Мокрый, залишаенный лес подступал вплотную к дороге, стискивая ее в своих мрачных объятиях, но стены его раздвигались, освобождая место лугам с не кошенными еще травами, цветы которых закрылись от дождя, хотя и видны были полевые гвоздики, бледно-сиреневые колокольчики, метелки щавеля и желтого козлобородника, зонтики белого и розового тысячелистника, звездочки куриной слепоты. Цветущие травы поникли, отяжеленные дождевой влагой, насытились, напились небесной благодати и ждали солнца, а вместе с ним и хлопотливых пчел, шмелей и ос, всевозможных мух, комаров и жучков – ждали жизни.

Луга уступали место густым овсам или темно-зеленым челкам молодого картофеля. Но опять лес погружал во тьму уныло поблескивающую дорогу, которой не видно было ни конца ни края.

Ни души кругом! Ни встречного, ни попутного прохожего. Ни деревни! Ни единого признака жизни. Словно они ехали по земле, брошенной людьми.

Большак, который еще совсем недавно имел вид вполне проезжей, хотя и изрядно выбитой дороги и был окопан с обочин канавами, откуда ползли в самую грязь усы веселой повилики, бросая свои цветы под колеса телег, – большак этот стал вдруг терять свои очертания, расплываясь вширь грязными разливами, ветвиться объездными колеями. Справа из ивовых кустов, залитых водой, поднялась свечой утка. Телегу трясло, болтало из стороны в сторону, жидкая грязь, в которую въезжали колеса и по самые оси проваливались в нее, заставляла лошадь напрягаться из последних сил, и Темляков молил Бога, чтоб она не остановилась посреди непролазной грязи, облегченно вздыхая всякий раз, когда лошадь вытаскивала вихляющую телегу на прочное место дороги, терявшейся среди луж, ухабов и рытвин.

Носок Серафимового сапога плясал, будто хозяин припустился в лихую барыню, мертво примагнитившись к дну телеги.

Глинистая тропа потянулась от дороги вправо под горку, а вскоре туда же отвернули, заблестели на повороте мокрые колеи наезженной дороги. Внизу, за лугом, серебрился березовый лес вершинными ветвями.

Лошадь словно во сне свернула на эту колею, потянув туда и телегу.

– Куда?! – закричал Темляков, натягивая вожжи. – Ну пошла! Пошла прямо! – кричал он, вспомнив, что надо дергать за левую вожжу, чтобы повернуть упрямую кобылу. – Куда ехать-то?! Черт ее знает!
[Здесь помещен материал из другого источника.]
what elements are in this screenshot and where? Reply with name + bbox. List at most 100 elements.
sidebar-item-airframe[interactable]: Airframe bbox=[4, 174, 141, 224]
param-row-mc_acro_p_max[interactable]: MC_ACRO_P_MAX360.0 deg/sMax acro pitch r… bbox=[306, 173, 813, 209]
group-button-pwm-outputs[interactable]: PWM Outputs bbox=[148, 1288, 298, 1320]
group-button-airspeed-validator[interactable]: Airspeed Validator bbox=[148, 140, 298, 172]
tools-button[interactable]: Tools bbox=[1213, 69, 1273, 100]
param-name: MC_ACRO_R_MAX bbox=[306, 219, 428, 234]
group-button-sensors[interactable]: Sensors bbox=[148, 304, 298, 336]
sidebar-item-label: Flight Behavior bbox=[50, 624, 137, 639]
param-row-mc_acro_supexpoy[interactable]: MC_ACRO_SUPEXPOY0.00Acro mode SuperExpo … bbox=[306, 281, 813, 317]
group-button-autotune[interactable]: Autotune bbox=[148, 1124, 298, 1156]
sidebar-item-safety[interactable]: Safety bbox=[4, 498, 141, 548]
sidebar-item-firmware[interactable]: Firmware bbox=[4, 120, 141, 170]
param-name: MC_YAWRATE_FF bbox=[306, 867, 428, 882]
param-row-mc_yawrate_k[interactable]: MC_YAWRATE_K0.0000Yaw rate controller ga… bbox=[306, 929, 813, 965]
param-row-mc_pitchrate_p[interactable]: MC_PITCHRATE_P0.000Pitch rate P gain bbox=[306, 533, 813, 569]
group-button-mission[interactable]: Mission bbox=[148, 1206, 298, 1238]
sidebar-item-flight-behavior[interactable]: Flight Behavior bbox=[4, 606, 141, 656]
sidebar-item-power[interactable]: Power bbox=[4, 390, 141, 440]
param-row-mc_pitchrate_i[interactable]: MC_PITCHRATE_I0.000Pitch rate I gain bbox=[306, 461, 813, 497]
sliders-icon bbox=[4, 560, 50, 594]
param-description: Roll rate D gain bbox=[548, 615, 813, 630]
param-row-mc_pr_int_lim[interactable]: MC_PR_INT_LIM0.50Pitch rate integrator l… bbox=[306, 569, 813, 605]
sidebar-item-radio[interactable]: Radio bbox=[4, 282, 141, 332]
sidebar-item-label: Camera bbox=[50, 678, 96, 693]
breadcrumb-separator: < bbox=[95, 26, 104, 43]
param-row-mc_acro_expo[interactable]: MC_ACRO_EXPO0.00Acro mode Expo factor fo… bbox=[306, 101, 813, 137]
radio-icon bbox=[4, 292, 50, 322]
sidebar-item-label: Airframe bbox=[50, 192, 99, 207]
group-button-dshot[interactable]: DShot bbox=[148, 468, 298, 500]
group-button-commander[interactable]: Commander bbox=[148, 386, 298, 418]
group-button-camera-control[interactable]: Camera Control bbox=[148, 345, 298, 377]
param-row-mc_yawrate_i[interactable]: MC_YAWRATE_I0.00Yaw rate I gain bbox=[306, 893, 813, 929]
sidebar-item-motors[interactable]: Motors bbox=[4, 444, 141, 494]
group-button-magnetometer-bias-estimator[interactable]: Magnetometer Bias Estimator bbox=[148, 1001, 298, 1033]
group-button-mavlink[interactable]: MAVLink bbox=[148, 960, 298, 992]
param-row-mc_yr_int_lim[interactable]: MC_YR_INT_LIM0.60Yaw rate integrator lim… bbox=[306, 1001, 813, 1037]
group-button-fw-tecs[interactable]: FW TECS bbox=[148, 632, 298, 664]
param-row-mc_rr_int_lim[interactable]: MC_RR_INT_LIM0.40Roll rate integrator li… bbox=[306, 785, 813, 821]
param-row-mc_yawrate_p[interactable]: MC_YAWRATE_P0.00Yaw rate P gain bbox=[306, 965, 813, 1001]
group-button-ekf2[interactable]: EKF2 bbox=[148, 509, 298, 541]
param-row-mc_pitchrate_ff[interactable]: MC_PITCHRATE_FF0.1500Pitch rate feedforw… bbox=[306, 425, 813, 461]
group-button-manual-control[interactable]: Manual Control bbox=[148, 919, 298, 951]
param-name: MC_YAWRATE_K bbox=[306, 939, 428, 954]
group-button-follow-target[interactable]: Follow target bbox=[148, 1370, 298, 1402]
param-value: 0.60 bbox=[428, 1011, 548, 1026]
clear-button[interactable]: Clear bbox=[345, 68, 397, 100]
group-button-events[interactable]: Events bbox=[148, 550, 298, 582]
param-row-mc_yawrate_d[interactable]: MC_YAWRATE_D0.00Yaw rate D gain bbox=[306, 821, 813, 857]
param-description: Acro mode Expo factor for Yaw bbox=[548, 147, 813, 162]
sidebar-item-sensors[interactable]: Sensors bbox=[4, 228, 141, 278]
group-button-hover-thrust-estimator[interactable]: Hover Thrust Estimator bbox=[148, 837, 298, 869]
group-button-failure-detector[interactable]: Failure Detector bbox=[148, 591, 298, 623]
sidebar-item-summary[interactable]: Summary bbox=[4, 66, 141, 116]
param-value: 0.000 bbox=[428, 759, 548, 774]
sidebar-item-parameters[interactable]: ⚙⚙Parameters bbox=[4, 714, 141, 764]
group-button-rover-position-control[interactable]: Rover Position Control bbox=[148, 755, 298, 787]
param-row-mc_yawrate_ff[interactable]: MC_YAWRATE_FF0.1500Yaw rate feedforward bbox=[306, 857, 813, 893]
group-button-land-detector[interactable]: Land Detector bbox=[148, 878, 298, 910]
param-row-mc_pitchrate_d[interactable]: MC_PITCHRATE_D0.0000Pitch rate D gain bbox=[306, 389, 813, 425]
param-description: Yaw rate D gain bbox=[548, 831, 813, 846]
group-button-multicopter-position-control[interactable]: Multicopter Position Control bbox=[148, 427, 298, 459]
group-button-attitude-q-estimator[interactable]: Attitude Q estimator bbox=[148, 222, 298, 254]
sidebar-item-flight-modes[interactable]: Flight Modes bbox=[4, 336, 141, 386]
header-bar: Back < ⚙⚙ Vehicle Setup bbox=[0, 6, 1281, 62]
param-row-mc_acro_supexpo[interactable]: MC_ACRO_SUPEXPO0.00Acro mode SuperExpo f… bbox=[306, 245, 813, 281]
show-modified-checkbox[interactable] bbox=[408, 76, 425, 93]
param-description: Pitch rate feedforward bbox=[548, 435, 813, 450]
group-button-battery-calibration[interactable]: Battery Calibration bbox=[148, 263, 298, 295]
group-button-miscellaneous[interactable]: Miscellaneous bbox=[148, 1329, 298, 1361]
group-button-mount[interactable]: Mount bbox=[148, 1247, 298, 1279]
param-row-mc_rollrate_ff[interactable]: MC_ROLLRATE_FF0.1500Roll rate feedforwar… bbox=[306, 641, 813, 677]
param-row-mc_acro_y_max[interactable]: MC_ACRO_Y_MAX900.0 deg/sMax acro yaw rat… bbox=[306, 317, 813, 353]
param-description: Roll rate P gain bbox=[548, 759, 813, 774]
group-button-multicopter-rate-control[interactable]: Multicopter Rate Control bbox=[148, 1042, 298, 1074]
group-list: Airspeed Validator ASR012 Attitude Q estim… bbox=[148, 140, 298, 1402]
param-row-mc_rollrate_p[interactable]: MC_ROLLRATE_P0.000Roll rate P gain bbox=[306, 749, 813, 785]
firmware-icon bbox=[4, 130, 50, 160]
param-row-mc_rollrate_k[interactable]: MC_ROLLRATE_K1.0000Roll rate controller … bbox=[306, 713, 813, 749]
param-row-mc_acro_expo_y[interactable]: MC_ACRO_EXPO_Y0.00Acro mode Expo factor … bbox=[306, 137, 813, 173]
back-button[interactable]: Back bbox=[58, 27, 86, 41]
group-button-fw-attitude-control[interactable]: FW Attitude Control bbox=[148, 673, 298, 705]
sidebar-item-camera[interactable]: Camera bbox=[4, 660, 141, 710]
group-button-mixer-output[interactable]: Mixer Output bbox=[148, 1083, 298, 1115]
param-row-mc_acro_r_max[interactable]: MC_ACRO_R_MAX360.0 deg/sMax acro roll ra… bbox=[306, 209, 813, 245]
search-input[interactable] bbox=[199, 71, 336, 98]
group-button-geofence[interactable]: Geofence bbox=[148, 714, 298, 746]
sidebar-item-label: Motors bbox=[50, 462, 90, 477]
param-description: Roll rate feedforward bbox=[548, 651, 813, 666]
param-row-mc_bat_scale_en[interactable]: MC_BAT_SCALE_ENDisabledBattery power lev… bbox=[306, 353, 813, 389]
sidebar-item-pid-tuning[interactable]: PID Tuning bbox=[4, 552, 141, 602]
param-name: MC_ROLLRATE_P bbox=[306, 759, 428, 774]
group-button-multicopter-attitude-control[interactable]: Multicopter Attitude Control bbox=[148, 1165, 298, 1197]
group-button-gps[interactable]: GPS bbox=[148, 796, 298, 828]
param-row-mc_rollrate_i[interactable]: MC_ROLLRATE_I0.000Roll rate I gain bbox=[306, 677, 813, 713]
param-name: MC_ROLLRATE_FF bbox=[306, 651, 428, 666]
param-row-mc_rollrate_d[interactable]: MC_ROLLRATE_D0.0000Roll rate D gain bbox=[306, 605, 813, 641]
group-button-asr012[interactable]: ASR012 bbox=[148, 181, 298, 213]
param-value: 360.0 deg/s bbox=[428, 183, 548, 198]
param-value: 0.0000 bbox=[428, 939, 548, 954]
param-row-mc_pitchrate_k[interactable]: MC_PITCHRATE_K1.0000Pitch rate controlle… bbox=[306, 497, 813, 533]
– Поезжай, ради Бога, прямо! – взмолилась Дуняша. – Пусть уж большая дорога! Куда-нибудь приведет. А эта в лес затащит. Пропадем там. Поезжай прямо! Ну что ж она у тебя встала совсем? Хлестни ее как-нибудь! Господи Боже мой! Ужас какой-то!

Лошадь остановилась и не хотела больше подчиняться Темлякову. Он хлестал ее вожжой, дергал, тянул, сворачивая голову на левую сторону, но лошадь упрямо стояла на месте. Пришлось спрыгнуть с телеги в грязь и вывести за уздцы эту тварь на большую дорогу. Вытянув шею, она как пьяная, шатаясь, вышла на прежний путь и поплелась еще медленнее, чем до развилки.

Казалось, прошла уже вечность с тех пор, как выехали они со станции. Лошадь все шлепала и шлепала копытами, понурившись в полудреме, телега проваливалась, дыбилась, качалась – и не было конца этим страшным мукам.

Николаша спал. Дунечка затекшей рукой придерживала сына, другой вцепилась в закрайку телеги, в высокую ее грядку. Промокшая и озябшая, она обреченно смотрела вперед, вглядываясь в бесконечную и бессмысленную дорогу, которая видна была ей из-за лохматого крупа лошади, шевелившегося у нее перед глазами хвостатым чудовищем. Силы ее кончались, и она стонала от тоски, потеряв уже способность что-нибудь понимать в этом мире. Ей хотелось лишь просушиться и согреться. Дом Пелагеи, куда она не надеялась попасть, казался ей мечтательным призраком, спасительной гаванью, сказочными чертогами, светлым, теплым, сытным жилищем добрых людей, которые, возможно, волнуются за них, несчастных путешественников, корабль которых, потеряв управление, плывет по разливанному морю грязной дороги без руля и ветрил.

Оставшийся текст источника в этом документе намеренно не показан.